The north end of the structure would have fewer windows than the south.
They designed the south glazing with a metal shading device that allows
the inhabitants to control solar gains. Even with the shading device,
the south glazing became a sticking point as the students worked to
resolve competing design issues—natural lighting versus heat gains.
Ultimately, they altered their design to reduce the glazing area on
the south.
The team was also interested in integrating solar technologies into
the overall architectural design. Many Puerto Rican residents use solar
hot water, but the team feels that the systems are very poorly integrated.
So they designed their roof with two main sections—one for the
solar electric system and one for the solar hot water system. Faculty
advisor Fernando Abruña says, "We wanted to address architectural
design discourse, to maintain a contemporary look. We wanted to integrate
the technologies with the building, not to end up with a pastiche of
stuff."
Although wood was considered as a material, moving components of the
house as wood structures would have been difficult because of torsion.
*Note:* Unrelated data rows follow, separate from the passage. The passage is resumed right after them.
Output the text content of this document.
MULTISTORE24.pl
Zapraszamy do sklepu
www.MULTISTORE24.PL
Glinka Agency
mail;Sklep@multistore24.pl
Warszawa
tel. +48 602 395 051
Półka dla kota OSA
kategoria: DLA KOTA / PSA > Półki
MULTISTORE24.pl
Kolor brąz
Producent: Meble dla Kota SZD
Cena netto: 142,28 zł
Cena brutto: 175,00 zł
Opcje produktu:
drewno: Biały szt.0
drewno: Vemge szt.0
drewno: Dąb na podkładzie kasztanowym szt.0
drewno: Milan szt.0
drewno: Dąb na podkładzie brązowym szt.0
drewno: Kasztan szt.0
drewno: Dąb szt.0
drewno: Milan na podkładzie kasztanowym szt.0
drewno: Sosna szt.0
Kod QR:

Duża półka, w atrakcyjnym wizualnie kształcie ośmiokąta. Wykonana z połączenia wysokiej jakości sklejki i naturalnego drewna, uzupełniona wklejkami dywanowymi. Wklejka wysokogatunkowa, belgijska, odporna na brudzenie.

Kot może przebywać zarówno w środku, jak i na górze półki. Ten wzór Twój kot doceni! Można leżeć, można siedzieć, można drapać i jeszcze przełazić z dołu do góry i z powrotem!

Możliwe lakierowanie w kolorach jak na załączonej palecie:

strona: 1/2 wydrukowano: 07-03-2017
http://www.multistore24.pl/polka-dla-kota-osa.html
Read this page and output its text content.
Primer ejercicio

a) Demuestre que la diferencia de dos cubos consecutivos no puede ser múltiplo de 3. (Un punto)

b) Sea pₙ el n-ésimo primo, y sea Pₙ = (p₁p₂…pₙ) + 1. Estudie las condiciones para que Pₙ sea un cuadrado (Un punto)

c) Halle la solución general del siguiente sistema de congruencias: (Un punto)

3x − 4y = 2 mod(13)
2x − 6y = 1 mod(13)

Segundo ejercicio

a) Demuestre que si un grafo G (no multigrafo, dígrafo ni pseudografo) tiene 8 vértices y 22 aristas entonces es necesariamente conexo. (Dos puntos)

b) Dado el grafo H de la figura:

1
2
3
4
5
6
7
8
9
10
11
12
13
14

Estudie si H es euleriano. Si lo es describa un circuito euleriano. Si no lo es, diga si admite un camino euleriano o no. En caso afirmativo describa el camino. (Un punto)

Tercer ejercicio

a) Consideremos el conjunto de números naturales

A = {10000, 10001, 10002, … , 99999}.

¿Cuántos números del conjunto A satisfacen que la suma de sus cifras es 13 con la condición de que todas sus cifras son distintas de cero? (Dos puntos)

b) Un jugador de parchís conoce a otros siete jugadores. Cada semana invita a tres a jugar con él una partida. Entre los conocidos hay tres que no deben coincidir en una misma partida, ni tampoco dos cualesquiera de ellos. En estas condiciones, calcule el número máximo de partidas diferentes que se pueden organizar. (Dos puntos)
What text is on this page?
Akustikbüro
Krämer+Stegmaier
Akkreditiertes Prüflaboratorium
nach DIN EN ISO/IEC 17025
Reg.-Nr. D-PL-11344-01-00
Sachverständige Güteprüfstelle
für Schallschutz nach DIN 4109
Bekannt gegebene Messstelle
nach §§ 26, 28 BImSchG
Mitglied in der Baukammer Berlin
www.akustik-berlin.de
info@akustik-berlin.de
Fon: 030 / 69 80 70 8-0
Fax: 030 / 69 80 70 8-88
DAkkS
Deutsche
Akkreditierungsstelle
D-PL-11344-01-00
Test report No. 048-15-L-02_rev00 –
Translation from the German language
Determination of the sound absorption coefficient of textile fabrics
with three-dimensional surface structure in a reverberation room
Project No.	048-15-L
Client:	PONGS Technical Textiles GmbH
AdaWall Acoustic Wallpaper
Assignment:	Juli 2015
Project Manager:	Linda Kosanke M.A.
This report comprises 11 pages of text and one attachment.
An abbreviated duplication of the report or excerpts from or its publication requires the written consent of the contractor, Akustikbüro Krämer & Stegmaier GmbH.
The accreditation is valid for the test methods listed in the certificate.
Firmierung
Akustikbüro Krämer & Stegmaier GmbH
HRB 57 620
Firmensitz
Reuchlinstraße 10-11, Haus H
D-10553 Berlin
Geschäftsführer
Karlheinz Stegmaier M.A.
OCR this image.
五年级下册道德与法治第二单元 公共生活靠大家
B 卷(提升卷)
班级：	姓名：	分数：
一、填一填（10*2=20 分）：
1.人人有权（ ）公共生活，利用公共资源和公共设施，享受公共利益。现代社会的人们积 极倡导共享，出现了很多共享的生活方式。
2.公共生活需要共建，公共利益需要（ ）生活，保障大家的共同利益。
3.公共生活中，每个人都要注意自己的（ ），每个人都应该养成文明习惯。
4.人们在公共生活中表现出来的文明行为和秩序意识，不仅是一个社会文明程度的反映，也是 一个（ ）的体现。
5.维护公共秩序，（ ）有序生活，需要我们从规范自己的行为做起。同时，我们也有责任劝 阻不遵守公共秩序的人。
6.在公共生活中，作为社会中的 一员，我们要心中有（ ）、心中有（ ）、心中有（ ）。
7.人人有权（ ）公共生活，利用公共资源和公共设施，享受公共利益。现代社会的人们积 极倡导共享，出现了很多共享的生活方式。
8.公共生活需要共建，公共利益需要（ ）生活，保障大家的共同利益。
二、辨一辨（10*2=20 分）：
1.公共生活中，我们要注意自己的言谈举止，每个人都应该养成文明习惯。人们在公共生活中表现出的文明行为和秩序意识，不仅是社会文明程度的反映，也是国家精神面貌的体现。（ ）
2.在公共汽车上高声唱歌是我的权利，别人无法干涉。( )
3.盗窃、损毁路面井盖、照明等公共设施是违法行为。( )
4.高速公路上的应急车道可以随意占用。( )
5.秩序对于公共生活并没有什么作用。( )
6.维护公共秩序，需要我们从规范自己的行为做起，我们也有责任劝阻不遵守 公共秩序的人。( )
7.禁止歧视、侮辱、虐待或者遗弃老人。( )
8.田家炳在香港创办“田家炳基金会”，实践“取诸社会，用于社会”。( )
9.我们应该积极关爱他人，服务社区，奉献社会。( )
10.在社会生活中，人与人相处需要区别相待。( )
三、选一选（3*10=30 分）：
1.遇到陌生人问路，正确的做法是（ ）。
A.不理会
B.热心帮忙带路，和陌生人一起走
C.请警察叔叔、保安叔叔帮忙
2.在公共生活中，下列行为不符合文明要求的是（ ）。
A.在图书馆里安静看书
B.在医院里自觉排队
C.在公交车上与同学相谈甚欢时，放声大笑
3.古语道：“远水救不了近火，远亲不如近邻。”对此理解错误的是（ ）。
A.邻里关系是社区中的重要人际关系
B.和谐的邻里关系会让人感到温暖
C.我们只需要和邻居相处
So the team chose a steel frame with an infill of a foam material with
masonite, called Dryvit. The decathletes are using Dryvit on the floor,
walls, and roof. Team member Destiny Young says, "The building
material leaves no room for air leakage; fiberglass, for example, has
more leakage. The panels we're using create a really good thermal resistance
for the house."
For the windows, the students chose lightly tinted double-paned windows,
with vacuum space in between and a silica perimeter on the indoor side,
which keeps the interior air quite dry all the time. The well-insulated
window frames are steel encased in plastic. The windows have a dual
operating capability—they can slope inward and permit some natural
cooling and ventilation. If a lot of ventilation is needed, about half
the windows on the southern exposure can be opened.
To arrive at the overall interior lighting design, the architects chose
light paint colors for the interior walls and fixtures, colors that
would complement the aesthetics of the space while supplying enough
lighting to satisfy the competition's requirements. Together, the engineers
and architects ran computer simulations to determine if the plan met
their energy efficiency goals. The result is a lighting strategy that
pleases both groups—a combination of natural daylighting, effective
task lighting, and compact fluorescent and other fluorescent fixtures.
The architects even ended up with some creative leeway—they designed
a signature system for the central vaulted ceiling of their house and
incorporated fixtures that reflect the overall geometry of their house
design without compromising on low-energy use. The vaulted ceiling and
the general lighting scheme work together to create a nice living space
with an airy feel. |